How To Drink Coffee Here is what you can expect from a cup of Lavazza coffee. The Lavazza Single Origin Santa Marta ground coffee blend comes from one place: Colombia. It is 100% Arabica, which refers to the coffee plant of origin (in the same way that Merlot or Syrah refers to a variety of grape). It is a medium roast leaning toward dark, full and nutty with chocolate notes. Gran Aroma is a straight-down-the-middle medium roast. This is a good coffee to start with. Before you drown it in cream or kill it with sugar, give it a go on its own. You’ll notice a distinct absence of that bitterness you find with the cheap stuff. This coffee will surprise you. If your palate is up for it, try to find the coffee’s citrus undertones. Lavazza’s Gran Selezione is a dark roast. A coffee’s color — light, medium or dark — is

determined by the length of time its beans were roasted. Lighter roasts will hit you over the head with a coffee’s origin — you’ll know immediately, for example, if you’re drinking coffee from East Africa versus South America — whereas dark blends are all about the coffee’s aroma and flavor: chocolate or woody or tobacco, and so on. Gran Selezione has distinct dark chocolate notes, and is non- GMO and Rainforest Alliance Certified, meaning the beans were harvested in an ecologically and socially sustainable manner. Finally, you can feel good about something in your life. Perfetto is an espresso roast, which is dark and characterized by obvious caramel notes. In taste and mouthfeel — that is, its aftertaste and body — this is the most Italian of the lot. The easy question to ask when choosing this roast versus another is: “Do I like espresso?” If the answer is yes, you know what to do. Like wine across vintages, there is no set and permanent flavor of coffee. As the Earth changes over time, that which we pull from the soil will reflect these changes. Any coffee company’s aims are a consistency of roast and an artistry of blend. To that end, Lavazza, with one foot planted in the 19th century and the other in the 21st, keeps its traditions alive at the Lavazza Training Center, headquartered in Turin and with 50 branches around the world. Part history course, part laboratory and part master class in roasting, tasting and preparation, the Center teaches new employees the “old ways” alongside the new, so that new traditions grounded in the Lavazza legacy might take root and grow. Style, culture, borders and mores are ever in motion, and yet we still listen to La bohème , admire Cezanne and read Jules Verne.We walk through the Met and admire the cat made by Giacometti. Picasso is both gone and here forever. While all this was happening, and 123 years after Luigi Lavazza elevated coffee into art, we still buy it, drink it, and commune with the land and hands that brought it to our table.

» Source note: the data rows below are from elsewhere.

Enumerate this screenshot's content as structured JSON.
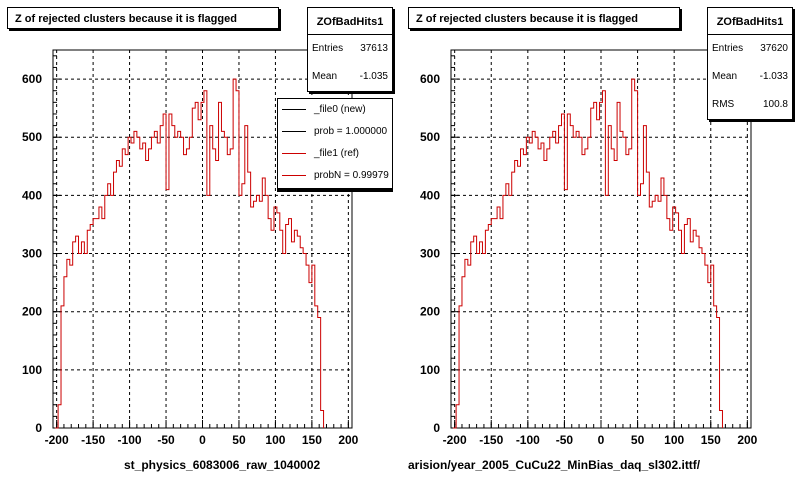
{
  "panels": [
    {
      "title": "Z of rejected clusters  because it is flagged",
      "stats": {
        "name": "ZOfBadHits1",
        "rows": [
          {
            "k": "Entries",
            "v": "37613"
          },
          {
            "k": "Mean",
            "v": "-1.035"
          }
        ]
      },
      "legend": [
        {
          "label": "_file0 (new)",
          "color": "#000000"
        },
        {
          "label": "prob = 1.000000",
          "color": "#000000"
        },
        {
          "label": "_file1 (ref)",
          "color": "#cc0000"
        },
        {
          "label": "probN = 0.99979",
          "color": "#cc0000"
        }
      ],
      "xtitle": "st_physics_6083006_raw_1040002"
    },
    {
      "title": "Z of rejected clusters  because it is flagged",
      "stats": {
        "name": "ZOfBadHits1",
        "rows": [
          {
            "k": "Entries",
            "v": "37620"
          },
          {
            "k": "Mean",
            "v": "-1.033"
          },
          {
            "k": "RMS",
            "v": "100.8"
          }
        ]
      },
      "xtitle": "arision/year_2005_CuCu22_MinBias_daq_sl302.ittf/"
    }
  ],
  "footer": "",
  "chart_data": [
    {
      "type": "histogram",
      "title": "Z of rejected clusters  because it is flagged",
      "xlabel": "st_physics_6083006_raw_1040002",
      "ylabel": "",
      "xlim": [
        -205,
        205
      ],
      "ylim": [
        0,
        650
      ],
      "xticks": [
        -200,
        -150,
        -100,
        -50,
        0,
        50,
        100,
        150,
        200
      ],
      "yticks": [
        0,
        100,
        200,
        300,
        400,
        500,
        600
      ],
      "grid": true,
      "legend_position": "top-right",
      "bin_width": 4,
      "x_start": -202,
      "series": [
        {
          "name": "_file1 (ref)",
          "color": "#cc0000",
          "values": [
            0,
            40,
            210,
            260,
            290,
            280,
            320,
            330,
            300,
            320,
            300,
            340,
            350,
            360,
            360,
            380,
            360,
            400,
            420,
            400,
            440,
            460,
            450,
            480,
            470,
            500,
            490,
            510,
            500,
            480,
            490,
            460,
            480,
            500,
            510,
            490,
            520,
            540,
            410,
            540,
            520,
            500,
            510,
            500,
            470,
            480,
            500,
            550,
            560,
            530,
            560,
            580,
            400,
            520,
            480,
            460,
            560,
            510,
            500,
            470,
            480,
            600,
            580,
            400,
            420,
            520,
            440,
            380,
            390,
            400,
            390,
            430,
            400,
            360,
            340,
            380,
            370,
            340,
            300,
            350,
            360,
            320,
            340,
            330,
            310,
            300,
            280,
            250,
            280,
            210,
            190,
            30
          ]
        }
      ]
    },
    {
      "type": "histogram",
      "title": "Z of rejected clusters  because it is flagged",
      "xlabel": "arision/year_2005_CuCu22_MinBias_daq_sl302.ittf/",
      "ylabel": "",
      "xlim": [
        -205,
        205
      ],
      "ylim": [
        0,
        650
      ],
      "xticks": [
        -200,
        -150,
        -100,
        -50,
        0,
        50,
        100,
        150,
        200
      ],
      "yticks": [
        0,
        100,
        200,
        300,
        400,
        500,
        600
      ],
      "grid": true,
      "bin_width": 4,
      "x_start": -202,
      "series": [
        {
          "name": "",
          "color": "#cc0000",
          "values": [
            0,
            40,
            210,
            260,
            290,
            280,
            320,
            330,
            300,
            320,
            300,
            340,
            350,
            360,
            360,
            380,
            360,
            400,
            420,
            400,
            440,
            460,
            450,
            480,
            470,
            500,
            490,
            510,
            500,
            480,
            490,
            460,
            480,
            500,
            510,
            490,
            520,
            540,
            410,
            540,
            520,
            500,
            510,
            500,
            470,
            480,
            500,
            550,
            560,
            530,
            560,
            580,
            400,
            520,
            480,
            460,
            560,
            510,
            500,
            470,
            480,
            600,
            580,
            400,
            420,
            520,
            440,
            380,
            390,
            400,
            390,
            430,
            400,
            360,
            340,
            380,
            370,
            340,
            300,
            350,
            360,
            320,
            340,
            330,
            310,
            300,
            280,
            250,
            280,
            210,
            190,
            30
          ]
        }
      ]
    }
  ]
}
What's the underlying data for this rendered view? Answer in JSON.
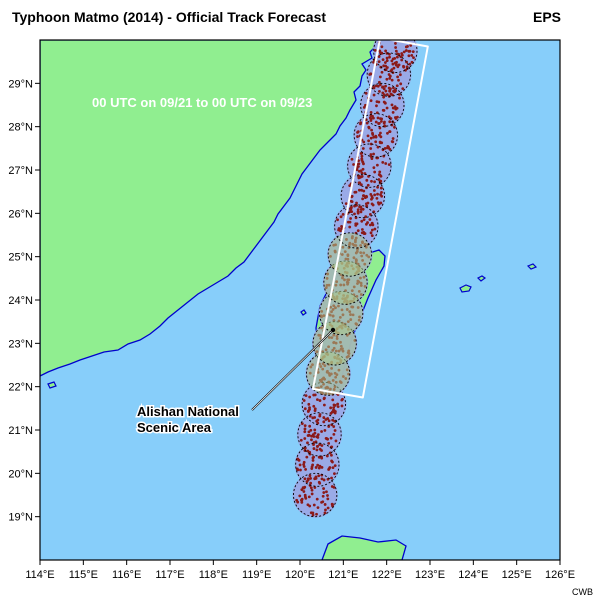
{
  "header": {
    "title": "Typhoon Matmo (2014) - Official Track Forecast",
    "model": "EPS"
  },
  "annotations": {
    "time_window": "00 UTC on 09/21 to 00 UTC on 09/23",
    "callout_line1": "Alishan National",
    "callout_line2": "Scenic Area"
  },
  "credit": "CWB",
  "map": {
    "lon_range": [
      114,
      126
    ],
    "lat_range": [
      18,
      30
    ],
    "lon_ticks": [
      "114°E",
      "115°E",
      "116°E",
      "117°E",
      "118°E",
      "119°E",
      "120°E",
      "121°E",
      "122°E",
      "123°E",
      "124°E",
      "125°E",
      "126°E"
    ],
    "lat_ticks": [
      "19°N",
      "20°N",
      "21°N",
      "22°N",
      "23°N",
      "24°N",
      "25°N",
      "26°N",
      "27°N",
      "28°N",
      "29°N"
    ],
    "colors": {
      "ocean": "#87cefa",
      "land": "#90ee90",
      "coast": "#0000cd",
      "track_band": "#9ba8e6",
      "member_dot": "#8b1a1a",
      "window_box": "#ffffff",
      "highlight_land": "#a9c98a"
    }
  },
  "track_forecast": {
    "centers": [
      {
        "lon": 120.35,
        "lat": 19.5
      },
      {
        "lon": 120.4,
        "lat": 20.2
      },
      {
        "lon": 120.45,
        "lat": 20.9
      },
      {
        "lon": 120.55,
        "lat": 21.6
      },
      {
        "lon": 120.65,
        "lat": 22.3
      },
      {
        "lon": 120.8,
        "lat": 23.0
      },
      {
        "lon": 120.95,
        "lat": 23.7
      },
      {
        "lon": 121.05,
        "lat": 24.4
      },
      {
        "lon": 121.15,
        "lat": 25.05
      },
      {
        "lon": 121.3,
        "lat": 25.7
      },
      {
        "lon": 121.45,
        "lat": 26.4
      },
      {
        "lon": 121.6,
        "lat": 27.1
      },
      {
        "lon": 121.75,
        "lat": 27.8
      },
      {
        "lon": 121.9,
        "lat": 28.5
      },
      {
        "lon": 122.05,
        "lat": 29.2
      },
      {
        "lon": 122.2,
        "lat": 29.75
      }
    ],
    "radius_deg": 0.5,
    "window_corners": [
      {
        "lon": 121.85,
        "lat": 30.05
      },
      {
        "lon": 122.95,
        "lat": 29.85
      },
      {
        "lon": 121.45,
        "lat": 21.75
      },
      {
        "lon": 120.3,
        "lat": 21.95
      }
    ]
  }
}
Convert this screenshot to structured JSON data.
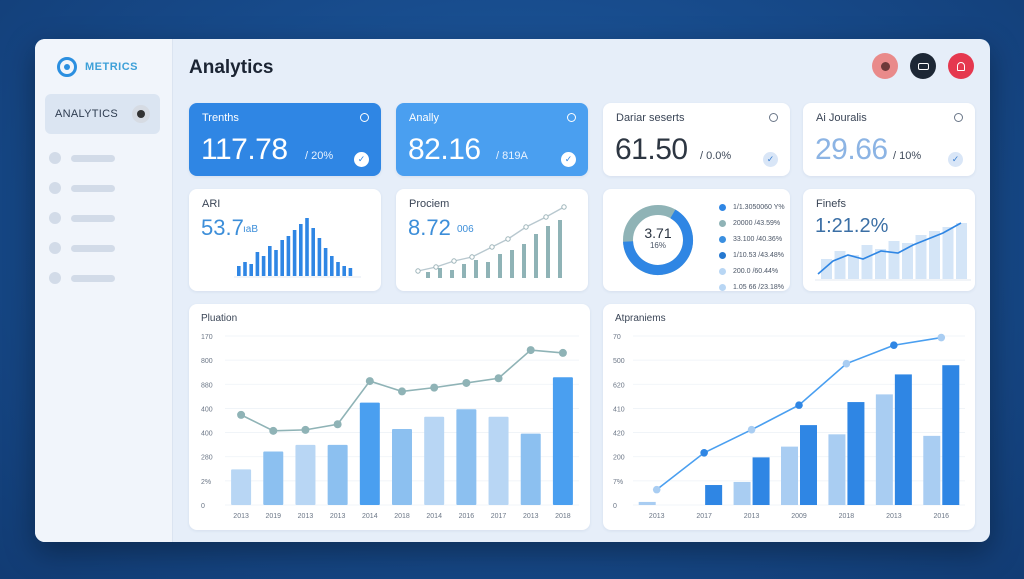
{
  "sidebar": {
    "logo_text": "METRICS",
    "active_item": "ANALYTICS"
  },
  "header": {
    "title": "Analytics"
  },
  "icons": [
    "user-avatar-icon",
    "message-icon",
    "notification-icon",
    "check-icon",
    "circle-icon"
  ],
  "colors": {
    "primary": "#2f86e4",
    "primary_light": "#4a9ff0",
    "teal": "#8fb3b6",
    "bar_light": "#b8d6f4"
  },
  "kpis": [
    {
      "title": "Trenths",
      "value": "117.78",
      "sub": "/ 20%"
    },
    {
      "title": "Anally",
      "value": "82.16",
      "sub": "/ 819A"
    },
    {
      "title": "Dariar seserts",
      "value": "61.50",
      "sub": "/ 0.0%"
    },
    {
      "title": "Ai Jouralis",
      "value": "29.66",
      "sub": "/ 10%"
    }
  ],
  "mini_cards": {
    "ari": {
      "title": "ARI",
      "value": "53.7",
      "unit": "ıaB"
    },
    "prociem": {
      "title": "Prociem",
      "value": "8.72",
      "unit": "006"
    },
    "donut": {
      "value": "3.71",
      "sub": "16%",
      "legend": [
        "1/1.3050060 Y%",
        "20000 /43.59%",
        "33.100 /40.36%",
        "1/10.53 /43.48%",
        "200.0 /60.44%",
        "1.05 66 /23.18%"
      ]
    },
    "finefs": {
      "title": "Finefs",
      "value": "1:21.2%"
    }
  },
  "chart_data": [
    {
      "type": "bar",
      "title": "Pluation",
      "yticks": [
        "170",
        "800",
        "880",
        "400",
        "400",
        "280",
        "2%",
        "0"
      ],
      "categories": [
        "2013",
        "2019",
        "2013",
        "2013",
        "2014",
        "2018",
        "2014",
        "2016",
        "2017",
        "2013",
        "2018"
      ],
      "values": [
        190,
        285,
        320,
        320,
        545,
        405,
        470,
        510,
        470,
        380,
        680
      ],
      "line": [
        480,
        395,
        400,
        430,
        660,
        605,
        625,
        650,
        675,
        825,
        810
      ],
      "ylim": [
        0,
        900
      ]
    },
    {
      "type": "bar",
      "title": "Atpraniems",
      "yticks": [
        "70",
        "500",
        "620",
        "410",
        "420",
        "200",
        "7%",
        "0"
      ],
      "categories": [
        "2013",
        "2017",
        "2013",
        "2009",
        "2018",
        "2013",
        "2016"
      ],
      "pairs": [
        [
          20,
          0
        ],
        [
          0,
          130
        ],
        [
          150,
          310
        ],
        [
          380,
          520
        ],
        [
          460,
          670
        ],
        [
          720,
          850
        ],
        [
          450,
          910
        ]
      ],
      "line": [
        100,
        340,
        490,
        650,
        920,
        1040,
        1090
      ],
      "ylim": [
        0,
        1100
      ]
    }
  ]
}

You Are Probably Eating Biscotti Wrong Do you dip your biscotti in your coffee? At home, nobody will judge you, but in Sicily, you might get a few glares. Every culture takes its cuisine and food culture seriously. You eat nigiri with your hands, not with chopsticks. You never fill a wine glass more than halfway. There’s no reason you can’t eat a cheeseburger with a fork and knife, but it feels wrong when you see it at the next table. Italian food culture dictates that biscotti, or cantuccini, is dipped traditionally in Vin Santo, a Tuscan dessert wine. The taste and texture of the two treats complement one another. Biscotti is very hard on the teeth, and is helped along by a sweet drop of the stronger stuff. After dinner, once plates are cleared away, coffee comes last, and alone.